Just wanted to get everyone's opinions.
So April of last year my girlfriend and I decide to go on a mutual break. This was caused by us being distant with another due to personal stresses each of us had. We decide on this break to be mutually exclusive to one another and reapproach our relationship in 3 weeks to try and fix it. During the break we still hang out with each other and communicate on the phone. It was very clear that we were to be exclusive as the purpose of this break was to hopefully fix our relationship. Well 2 weeks in she goes with a guy to some bars and they end up sleeping together at an Airbnb. They didn't have sex but they made out and he played with her tits at the Airbnb that night. The next morning she leaves and they don't see each other again (he lives in another state and was just visiting). This guy and her met the day after our break started in an inter collegiate competition and they had stayed in contact as friends but obviously became more than that. I know she didn't do anything earlier with him before our break as she hadn't met him then. Below is a progression of events from my perspective from the Monday following the Saturday they met up.
She had logged into her facebook on my computer earlier so when I decided to check my facebook a few days later it signed in to her account automatically. There a chat window was open and she had talked with her friend about how her and this guy went to some bars together (she didn't mention anything physical). She also sent a receipt of an Airbnb she had purchased. (The guy lives in a different state and came down to visit). Keep in mind I did NOT know they did any first base things at this point. In fact I DID NOT KNOW who this guy was and never heard of him. All i knew at this point was her and this mystery guy went to the bar together 2 days ago. However I was very suspicious and confronted her. She said she was sorry and that he was just a friend, and that they didn't do anything physical (she was on her period after all). I asked if they went home together and she said no. She said they just went to a few bars together as friends. She said he flew to see his friends and they ended up hanging out since she was in the area. I asked about the Airbnb and she said she had bought it as he wanted to rent it but his credit card wasn't working and he asked her to rent it and he would venmo her (she showed me he did venmo her for it).
She kept talking to him on snapchat for the next 2 weeks until I told her that either I was going to leave or she had to cut him off as it was making me uncomfortable. Also around this time she mentioned she was thinking about flying to New York in the coming 2 months to meet him again since they're friends. At this point I was very suspicious and asked to see her phone to see their messages. She said no as she said that she talked to him about her problems with me and she didnt want me to be insecure. She did confide that she had a crush on him and had "talked" to him and that she was extremely sorry. I said fine (she never lied to me in the past) and she blocked him. It did make sense to me logically that she would want to talk to someone about her issues with our relationship as I was doing the same with my friends. It did bother me that they "talked" (like when you meet a girl at a bar and swap numbers and do the talk/flirt dance before going on a date with her).

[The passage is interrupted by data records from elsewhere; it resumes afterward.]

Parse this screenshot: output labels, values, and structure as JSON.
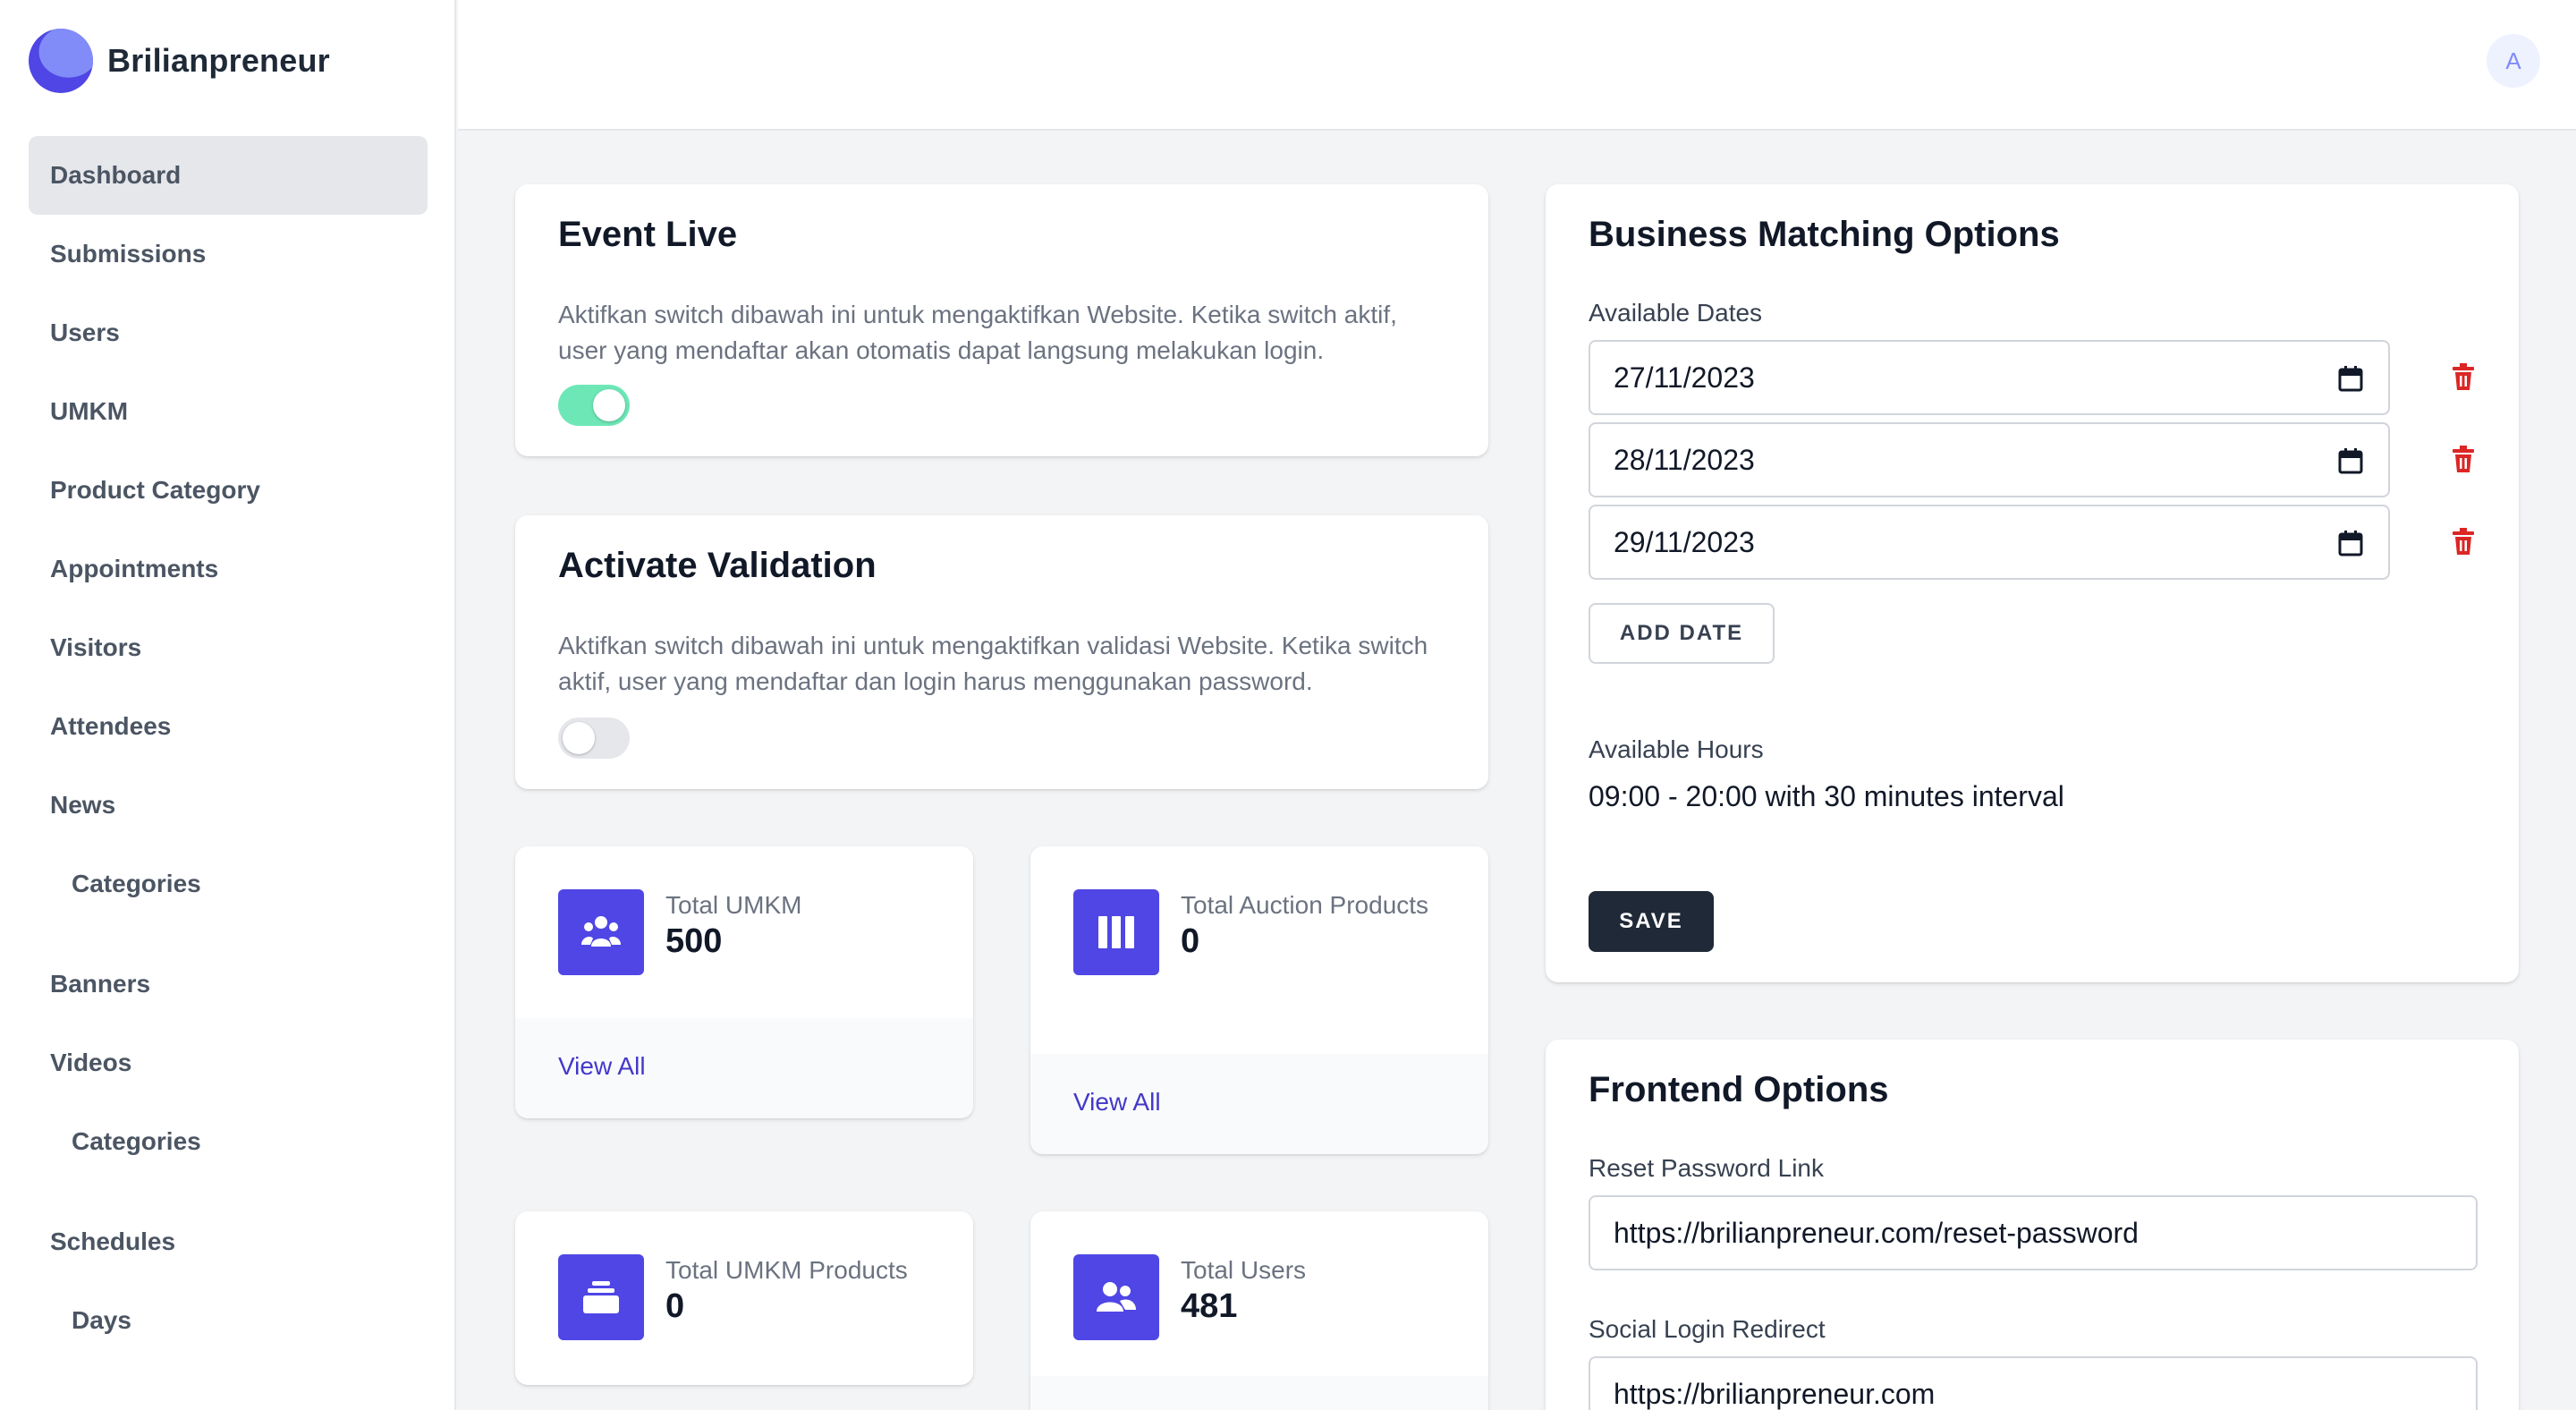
{
  "brand": {
    "name": "Brilianpreneur"
  },
  "sidebar": {
    "items": [
      {
        "label": "Dashboard"
      },
      {
        "label": "Submissions"
      },
      {
        "label": "Users"
      },
      {
        "label": "UMKM"
      },
      {
        "label": "Product Category"
      },
      {
        "label": "Appointments"
      },
      {
        "label": "Visitors"
      },
      {
        "label": "Attendees"
      },
      {
        "label": "News"
      },
      {
        "label": "Categories"
      },
      {
        "label": "Banners"
      },
      {
        "label": "Videos"
      },
      {
        "label": "Categories"
      },
      {
        "label": "Schedules"
      },
      {
        "label": "Days"
      }
    ]
  },
  "header": {
    "avatar_initial": "A"
  },
  "event_live": {
    "title": "Event Live",
    "description": "Aktifkan switch dibawah ini untuk mengaktifkan Website. Ketika switch aktif, user yang mendaftar akan otomatis dapat langsung melakukan login.",
    "enabled": true
  },
  "activate_validation": {
    "title": "Activate Validation",
    "description": "Aktifkan switch dibawah ini untuk mengaktifkan validasi Website. Ketika switch aktif, user yang mendaftar dan login harus menggunakan password.",
    "enabled": false
  },
  "stats": [
    {
      "label": "Total UMKM",
      "value": "500",
      "link": "View All",
      "icon": "users-group-icon"
    },
    {
      "label": "Total Auction Products",
      "value": "0",
      "link": "View All",
      "icon": "columns-icon"
    },
    {
      "label": "Total UMKM Products",
      "value": "0",
      "icon": "inbox-stack-icon"
    },
    {
      "label": "Total Users",
      "value": "481",
      "icon": "users-icon"
    }
  ],
  "business_matching": {
    "title": "Business Matching Options",
    "dates_label": "Available Dates",
    "dates": [
      "27/11/2023",
      "28/11/2023",
      "29/11/2023"
    ],
    "add_date_label": "ADD DATE",
    "hours_label": "Available Hours",
    "hours_value": "09:00 - 20:00 with 30 minutes interval",
    "save_label": "SAVE"
  },
  "frontend_options": {
    "title": "Frontend Options",
    "reset_label": "Reset Password Link",
    "reset_value": "https://brilianpreneur.com/reset-password",
    "social_label": "Social Login Redirect",
    "social_value": "https://brilianpreneur.com"
  },
  "colors": {
    "accent": "#4f46e5",
    "toggle_on": "#6ee7b7",
    "danger": "#dc2626",
    "dark_button": "#1f2937"
  }
}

She said she had poor judgement and did it because she was lonely.
Anyways our break stretches into a month and a half (we still have constant contact). We end up getting back together and things are great. However the whole thing with him always bothered me especially with the Airbnb.. If he was visiting his friends wouldn't he just stay with one of them? I brought it up for months afterwards but she maintained they had been just friends.
I bring it up again yesterday out of nowhere.. It's probably been 5 months since I mentioned it but for some reason I thought about it that day. Keep i mind its now been OVER A YEAR since it happened (April 2019 vs May 2020). This time she tells me the whole truth....
The day after our break started she met this guy at an inter collegiate competition. He flew back the next day but they kept in contact and talked for two weeks.. She became emotionally close with him. He flew down here again and they rented an airbnb together and went to bars. They came back to the airbnb and made out and he played with her tits. She left the next morning and they never saw each other again. She just started crying and saying it was her biggest regret.
KEEP IN MIND WE WERE SUPPOSED TO BE EXCLUSIVE DURING THIS BREAK. That was made very clear. And she lied to me for over a year. WTF???? She said she did this because she was unsure of me. But if you wanted to explore other options you should've told me. On our break we would see each other everyday. We would talk about our relationship and the things we could do to improve/fix it. It was very much focused on how we could fix our relationship while giving each other space to reflect on ourselves. She is extremely caring, nice, etc.. We've never had any issues in our relationship before or after this other then us drifting apart before our break due to stresses in our college careers. I never doubted any cheating at all nor was there any abuse or anything like that. What would you guys do?
tl;dr
Girlfriend and I on a mutually exclusive break. Girlfriend does first base with another guy. Doesnt tell me for over a year.